Steve Gonzalez

No. 9
- Positions: Wide receiver, defensive back

Personal information
- Born: May 1, 1981 (age 44) Jersey City, New Jersey, U.S.^{[citation needed]}
- Height: 6 ft 0 in (1.83 m)
- Weight: 180 lb (82 kg)

Career information
- High school: Ceres (CA)
- College: Menlo

Career history
- San Diego Riptide (2005); Manchester Wolves (2005–2006); Philadelphia Soul (2006–2007); Green Bay Blizzard (2008); Dallas Vigilantes (2010);

Career Arena League statistics
- Receptions: 15
- Receiving yards: 128
- Receiving touchdowns: 3
- Stats at ArenaFan.com

= Steve Gonzalez =

American football player (born 1981)

Steve "Speedy" Gonzalez (born May 1, 1981) is an American former professional football wide receiver who played one season with the Philadelphia Soul of the Arena Football League (AFL). He first enrolled at Modesto Junior College before transferring to Menlo College. Gonzalez was also a member of the San Diego Riptide, Manchester Wolves, Green Bay Blizzard and Dallas Vigilantes. He appeared on Michael Irvin's reality show 4th and Long.

==Early life==
Gonzalez played football, baseball and basketball at Ceres High School in Ceres, California.

==College career==
Gonzalez first played college football for the Modesto Junior College Pirates, starting at cornerback and wide receiver for two years.
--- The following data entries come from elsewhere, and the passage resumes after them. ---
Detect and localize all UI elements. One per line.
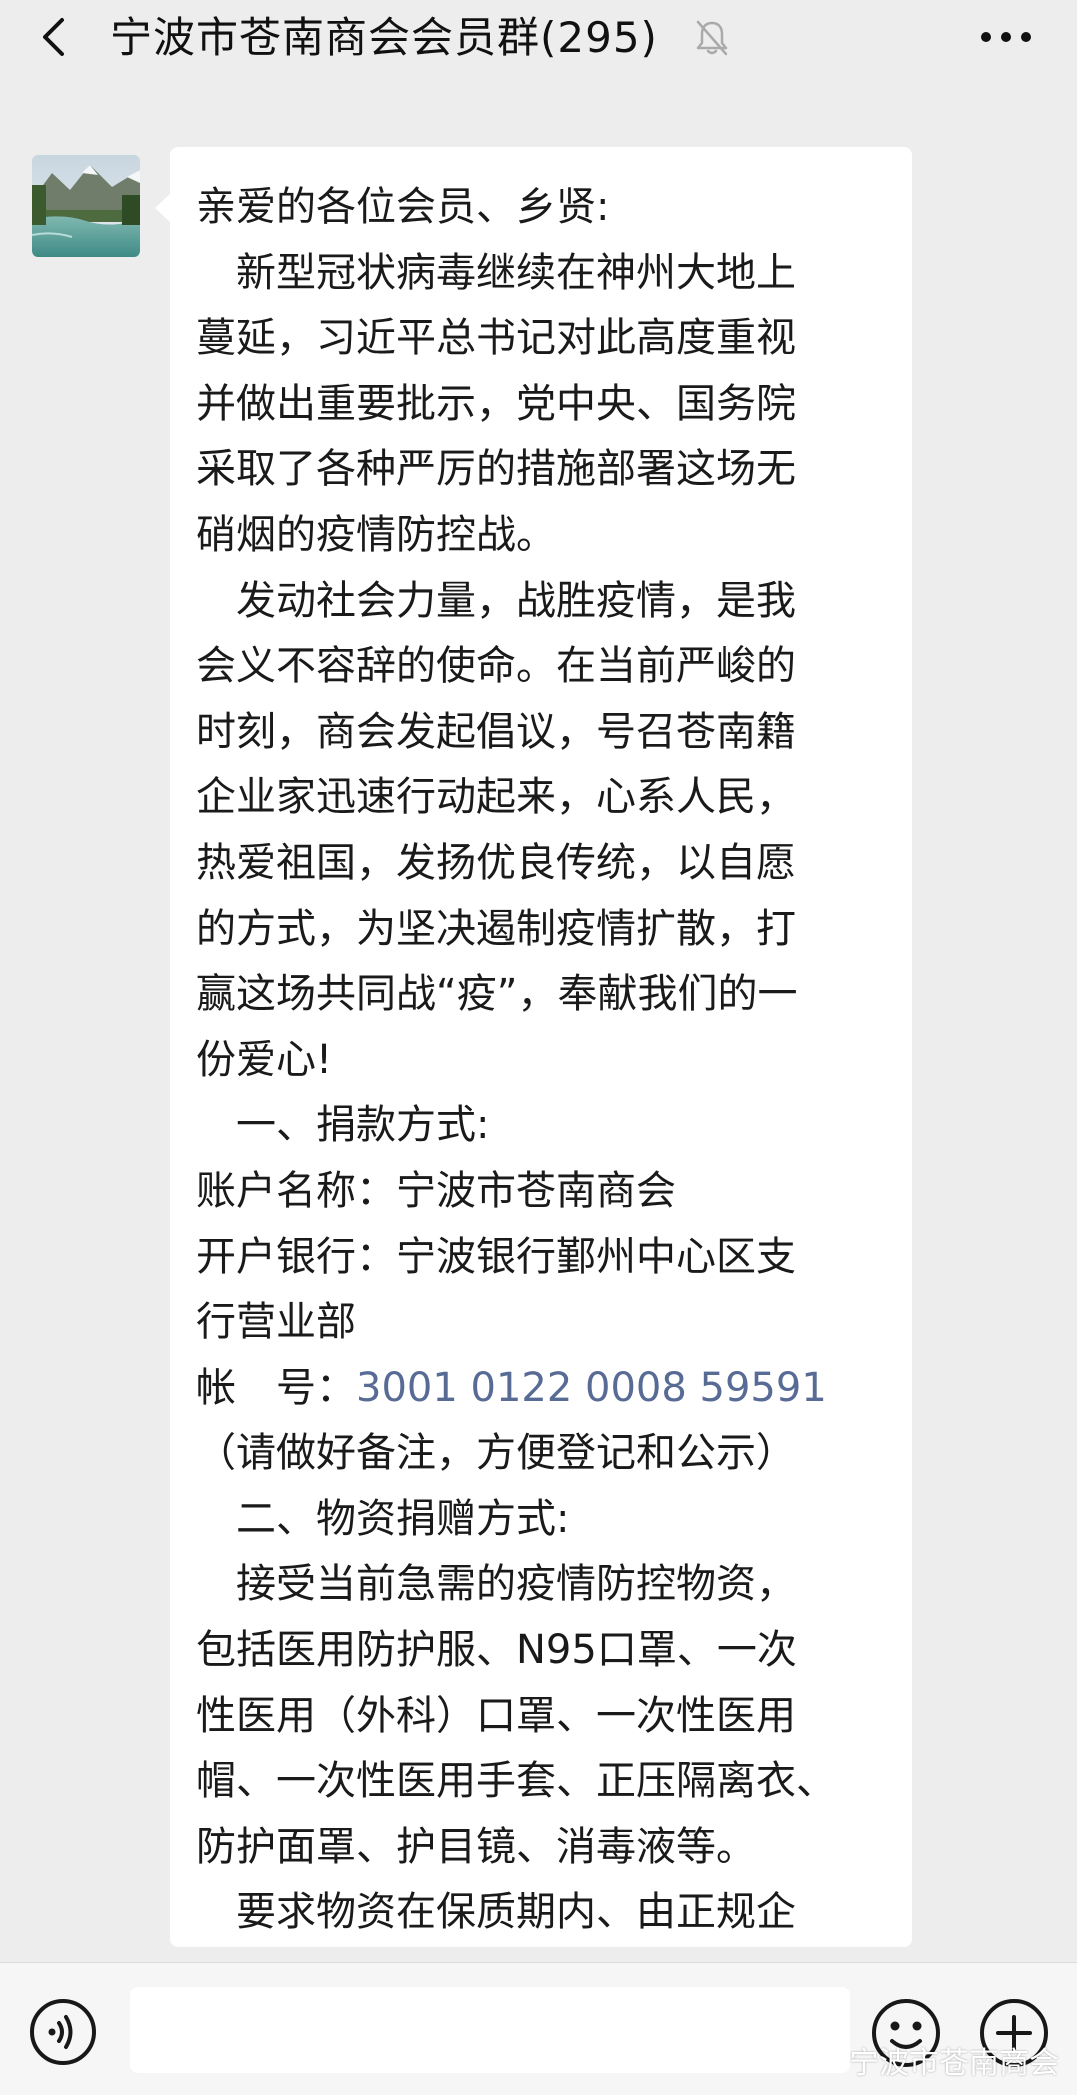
sender-avatar[interactable] bbox=[32, 155, 140, 257]
message-line: 一、捐款方式: bbox=[196, 1102, 490, 1149]
message-line: 的方式，为坚决遏制疫情扩散，打 bbox=[196, 905, 796, 952]
message-line: 份爱心! bbox=[196, 1036, 333, 1083]
message-line: 包括医用防护服、N95口罩、一次 bbox=[196, 1627, 797, 1674]
message-line: 帽、一次性医用手套、正压隔离衣、 bbox=[196, 1758, 836, 1805]
message-line: 防护面罩、护目镜、消毒液等。 bbox=[196, 1823, 756, 1870]
account-number-link[interactable]: 3001 0122 0008 59591 bbox=[356, 1365, 827, 1411]
bell-muted-icon bbox=[693, 18, 731, 58]
back-button[interactable] bbox=[30, 12, 80, 62]
message-line: 性医用（外科）口罩、一次性医用 bbox=[196, 1692, 796, 1739]
message-line: 账户名称：宁波市苍南商会 bbox=[196, 1167, 676, 1214]
message-line: 新型冠状病毒继续在神州大地上 bbox=[196, 249, 796, 296]
message-line: 蔓延，习近平总书记对此高度重视 bbox=[196, 315, 796, 362]
chat-screen: 宁波市苍南商会会员群(295) 亲爱的各位会员、乡贤: 新型冠状病毒继续在神州大… bbox=[0, 0, 1077, 2095]
message-text: 亲爱的各位会员、乡贤: 新型冠状病毒继续在神州大地上 蔓延，习近平总书记对此高度… bbox=[196, 175, 896, 1946]
watermark: 宁波市苍南商会 bbox=[807, 2040, 1059, 2081]
more-options-button[interactable] bbox=[976, 22, 1036, 52]
account-number-line: 帐 号：3001 0122 0008 59591 bbox=[196, 1356, 896, 1422]
message-input[interactable] bbox=[130, 1987, 850, 2073]
message-line: 发动社会力量，战胜疫情，是我 bbox=[196, 577, 796, 624]
message-line: 行营业部 bbox=[196, 1299, 356, 1346]
message-line: 要求物资在保质期内、由正规企 bbox=[196, 1889, 796, 1936]
more-dots-icon bbox=[981, 32, 1031, 42]
message-line: 二、物资捐赠方式: bbox=[196, 1495, 570, 1542]
message-line: 赢这场共同战“疫”，奉献我们的一 bbox=[196, 971, 798, 1018]
wechat-icon bbox=[808, 2047, 840, 2072]
message-line: 接受当前急需的疫情防控物资， bbox=[196, 1561, 796, 1608]
message-line: （请做好备注，方便登记和公示） bbox=[196, 1430, 796, 1477]
message-line: 会义不容辞的使命。在当前严峻的 bbox=[196, 643, 796, 690]
account-label: 帐 号： bbox=[196, 1364, 356, 1411]
watermark-text: 宁波市苍南商会 bbox=[849, 2046, 1059, 2081]
message-line: 热爱祖国，发扬优良传统，以自愿 bbox=[196, 839, 796, 886]
chat-title: 宁波市苍南商会会员群(295) bbox=[110, 13, 658, 62]
message-line: 开户银行：宁波银行鄞州中心区支 bbox=[196, 1233, 796, 1280]
message-line: 并做出重要批示，党中央、国务院 bbox=[196, 380, 796, 427]
voice-icon bbox=[30, 1999, 96, 2065]
message-line: 时刻，商会发起倡议，号召苍南籍 bbox=[196, 708, 796, 755]
message-line: 企业家迅速行动起来，心系人民， bbox=[196, 774, 796, 821]
voice-button[interactable] bbox=[28, 1997, 98, 2067]
chat-header: 宁波市苍南商会会员群(295) bbox=[0, 0, 1077, 80]
message-line: 硝烟的疫情防控战。 bbox=[196, 511, 556, 558]
message-line: 采取了各种严厉的措施部署这场无 bbox=[196, 446, 796, 493]
chevron-left-icon bbox=[43, 18, 64, 56]
message-line: 亲爱的各位会员、乡贤: bbox=[196, 184, 610, 230]
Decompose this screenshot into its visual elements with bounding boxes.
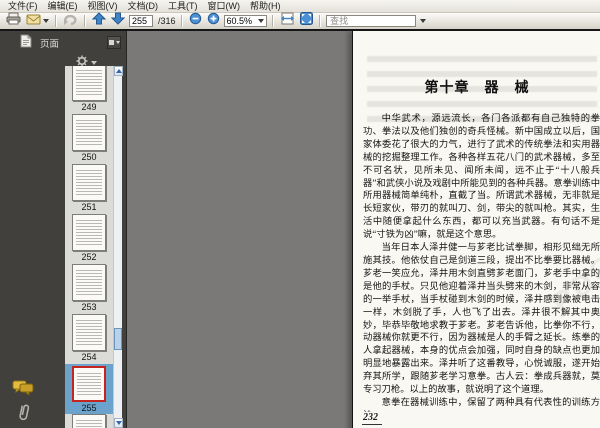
thumbnail-text-noise [76,419,102,428]
zoom-out-icon [189,12,202,30]
search-dropdown-caret[interactable] [420,19,427,23]
scroll-down-button[interactable] [114,418,123,428]
thumbnail-text-noise [76,219,102,245]
menu-item[interactable]: 帮助(H) [245,0,286,12]
thumbnail-page-preview[interactable] [72,66,106,101]
thumbnail-page-preview[interactable] [72,414,106,428]
thumbnail-list: 249 250 251 252 253 254 255 [65,66,113,428]
thumbnail-page-number: 254 [81,352,97,362]
thumbnail-text-noise [76,319,102,345]
thumbnail-item[interactable] [65,414,113,428]
thumbnail-strip: 249 250 251 252 253 254 255 [65,66,113,428]
email-icon [26,12,42,30]
zoom-dropdown-caret [258,19,265,23]
fit-width-button[interactable] [279,12,296,30]
thumbnail-page-preview[interactable] [72,114,106,151]
thumbnail-page-preview[interactable] [72,164,106,201]
thumbnail-item[interactable]: 253 [65,264,113,314]
body-text: 中华武术，源远流长，各门各派都有自己独特的拳功、拳法以及他们独创的奇兵怪械。新中… [363,113,600,423]
thumbnail-item[interactable]: 249 [65,66,113,114]
page-number-input[interactable] [129,15,153,27]
previous-page-button[interactable] [91,12,107,30]
fit-width-icon [280,12,295,30]
toolbar-separator [319,15,322,27]
navigation-pane: 页面 249 250 251 252 253 254 255 [0,31,127,428]
comments-panel-button[interactable] [12,380,34,401]
menu-item[interactable]: 工具(T) [163,0,203,12]
toolbar: /316 60.5% [0,12,600,30]
thumbnail-page-preview[interactable] [72,314,106,351]
print-button[interactable] [5,12,22,30]
scrollbar-thumb[interactable] [114,328,122,350]
fullscreen-button[interactable] [299,12,314,30]
paragraph: 当年日本人泽井健一与芗老比试拳脚，相形见绌无所施其技。他依仗自己是剑道三段，提出… [363,243,600,396]
print-icon [6,12,21,30]
pages-panel-title: 页面 [40,39,60,50]
thumbnail-page-preview[interactable] [72,366,106,402]
thumbnail-text-noise [76,119,102,145]
attachments-panel-button[interactable] [16,402,31,428]
pages-panel-header: 页面 [0,34,126,52]
zoom-in-icon [207,12,220,30]
thumbnail-page-preview[interactable] [72,264,106,301]
page-total-label: /316 [158,16,176,26]
paperclip-icon [19,404,30,421]
panel-options-icon [108,40,114,45]
panel-options-button[interactable] [107,36,121,49]
thumbnail-page-number: 255 [81,403,97,413]
thumbnail-page-preview[interactable] [72,214,106,251]
toolbar-separator [180,15,183,27]
document-page: 第十章 器 械 中华武术，源远流长，各门各派都有自己独特的拳功、拳法以及他们独创… [352,31,600,428]
document-viewport[interactable]: 第十章 器 械 中华武术，源远流长，各门各派都有自己独特的拳功、拳法以及他们独创… [128,31,600,428]
thumbnail-page-number: 253 [81,302,97,312]
page-number: 232 [362,412,382,425]
previous-view-button[interactable] [62,14,79,29]
thumbnail-item[interactable]: 254 [65,314,113,364]
chevron-up-icon [115,69,122,73]
toolbar-separator [55,15,57,27]
zoom-level-value: 60.5% [226,16,253,26]
thumbnail-text-noise [77,372,101,395]
toolbar-separator [84,15,86,27]
options-dropdown-caret [91,61,97,65]
thumbnail-page-number: 249 [81,102,97,112]
email-dropdown-caret [43,19,49,23]
menu-item[interactable]: 文档(D) [123,0,164,12]
thumbnail-text-noise [76,169,102,195]
paragraph: 意拳在器械训练中，保留了两种具有代表性的训练方法， [363,397,600,421]
menu-item[interactable]: 窗口(W) [203,0,246,12]
thumbnail-page-number: 250 [81,152,97,162]
pdf-reader-window: 文件(F) 编辑(E) 视图(V) 文档(D) 工具(T) 窗口(W) 帮助(H… [0,0,600,428]
page-down-icon [110,12,126,30]
toolbar-separator [272,15,275,27]
menu-item[interactable]: 编辑(E) [43,0,83,12]
email-button[interactable] [25,14,50,29]
thumbnail-text-noise [76,69,102,95]
chevron-down-icon [115,421,122,425]
page-up-icon [91,12,107,30]
search-input[interactable] [326,15,417,27]
paragraph: 中华武术，源远流长，各门各派都有自己独特的拳功、拳法以及他们独创的奇兵怪械。新中… [363,114,600,241]
menu-item[interactable]: 文件(F) [3,0,43,12]
zoom-in-button[interactable] [206,12,221,30]
thumbnail-scrollbar[interactable] [113,66,123,428]
panel-options-caret [115,41,120,44]
thumbnail-page-number: 251 [81,202,97,212]
comments-icon [12,380,34,396]
fullscreen-icon [300,12,314,30]
thumbnail-item[interactable]: 252 [65,214,113,264]
menu-item[interactable]: 视图(V) [83,0,123,12]
thumbnail-item[interactable]: 251 [65,164,113,214]
pages-panel-icon[interactable] [20,34,32,53]
previous-view-icon [63,12,78,30]
chapter-title: 第十章 器 械 [424,81,530,96]
thumbnail-item[interactable]: 250 [65,114,113,164]
next-page-button[interactable] [110,12,126,30]
thumbnail-text-noise [76,269,102,295]
thumbnail-item[interactable]: 255 [65,364,113,414]
zoom-out-button[interactable] [188,12,203,30]
thumbnail-page-number: 252 [81,252,97,262]
zoom-level-combo[interactable]: 60.5% [223,15,268,27]
scroll-up-button[interactable] [114,66,123,76]
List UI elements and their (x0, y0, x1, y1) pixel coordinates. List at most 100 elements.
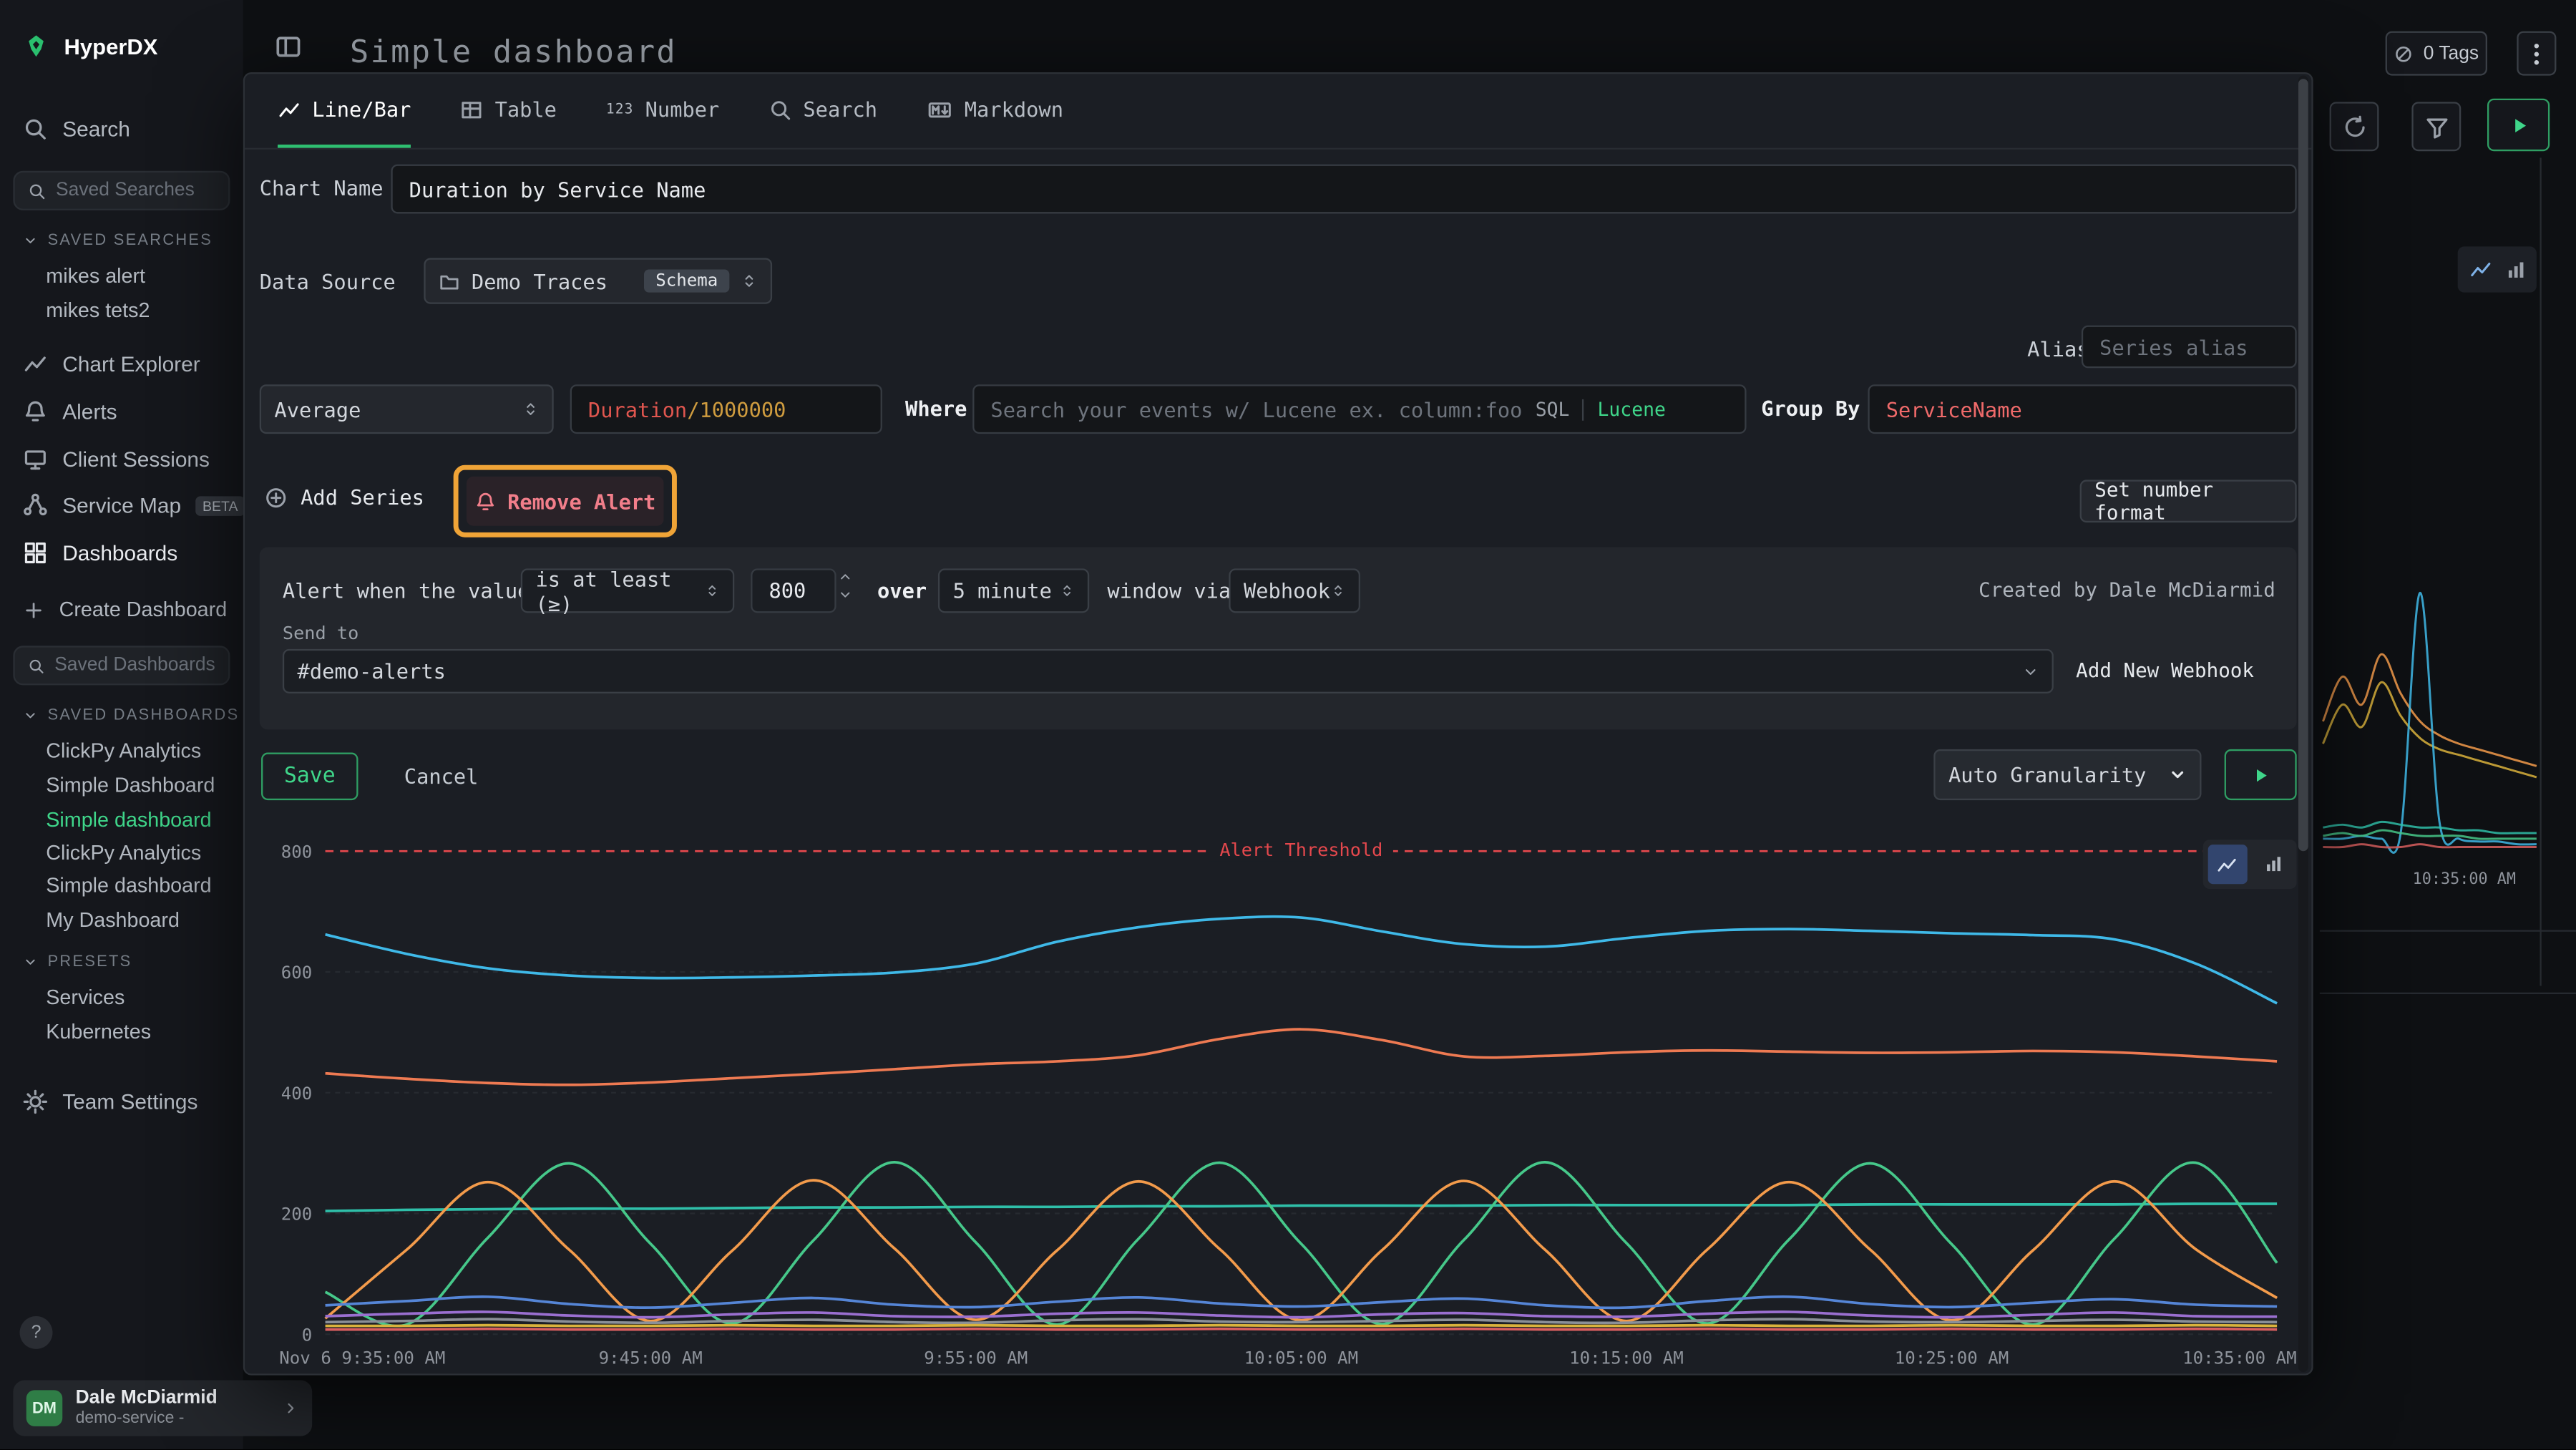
sidebar-item-client-sessions[interactable]: Client Sessions (23, 447, 210, 471)
saved-searches-header[interactable]: SAVED SEARCHES (23, 232, 213, 250)
duration-chart: 0200400600800Nov 6 9:35:00 AM9:45:00 AM9… (260, 828, 2297, 1371)
number-icon: 123 (606, 101, 634, 117)
chart-name-input[interactable] (391, 165, 2296, 214)
tag-slash-icon (2394, 44, 2414, 64)
toggle-line-view[interactable] (2207, 845, 2247, 884)
chart-series-line (326, 1312, 2278, 1318)
avatar: DM (26, 1390, 63, 1426)
tab-number[interactable]: 123 Number (606, 74, 719, 147)
alert-over-label: over (877, 578, 927, 603)
where-input[interactable]: Search your events w/ Lucene ex. column:… (972, 384, 1746, 434)
kebab-icon (2533, 42, 2540, 65)
tab-table[interactable]: Table (460, 74, 557, 147)
x-tick-label: 10:15:00 AM (1569, 1348, 1684, 1368)
sidebar-collapse-button[interactable] (274, 33, 302, 61)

He then transferred and played for the Menlo Oaks of Menlo College for one year before dropping out of college after his junior year. Unable to pay the tuition, he instead took jobs such as working for a moving company and a coffee shop.

==Professional career==

===San Diego Riptide===
Gonzalez played for the San Diego Riptide of the af2 in 2005. He played in 13 games for the Riptide during the 2005 season, leading the af2 in kick return yards with 1,666 and kick return touchdowns with six. He was also fourth in the league in all-purpose yards with 2,792 and tenth in scoring with 206 points. Gonzalez earned Second Team honors on the National Conference All-af2 team.

===Manchester Wolves===
Gonzalez was signed by the Manchester Wolves of the af2 in November 2005 and played for the team during the 2006 season. He played offense in fifteen games for the Wolves, recording 1,355 receiving yards and 45 touchdowns on 118 receptions. He saw action on defense in two games, accumulating seven pass breakups and one interception. Gonzalez was also fourth in the af2 with 2,525 all-purpose yards and second in scoring with 276 points. He suffered an ankle injury that caused him to miss the last two games of the regular season and all of the playoffs. He was named the sixth best kick returner in af2 history in 2009.

===Philadelphia Soul===
Gonzalez signed with the Philadelphia Soul in October 2006 and played for the team during the 2007 season. He was released by the Soul on August 1, 2007.

===Green Bay Blizzard===
Gonzalez played for the Green Bay Blizzard of the af2 in 2008.

===4th and Long===
Gonzalez was the fifth cut on Michael Irvin's reality show 4th and Long.

===Dallas Vigilantes===
Gonzalez was signed by the Dallas Vigilantes on January 13, 2010.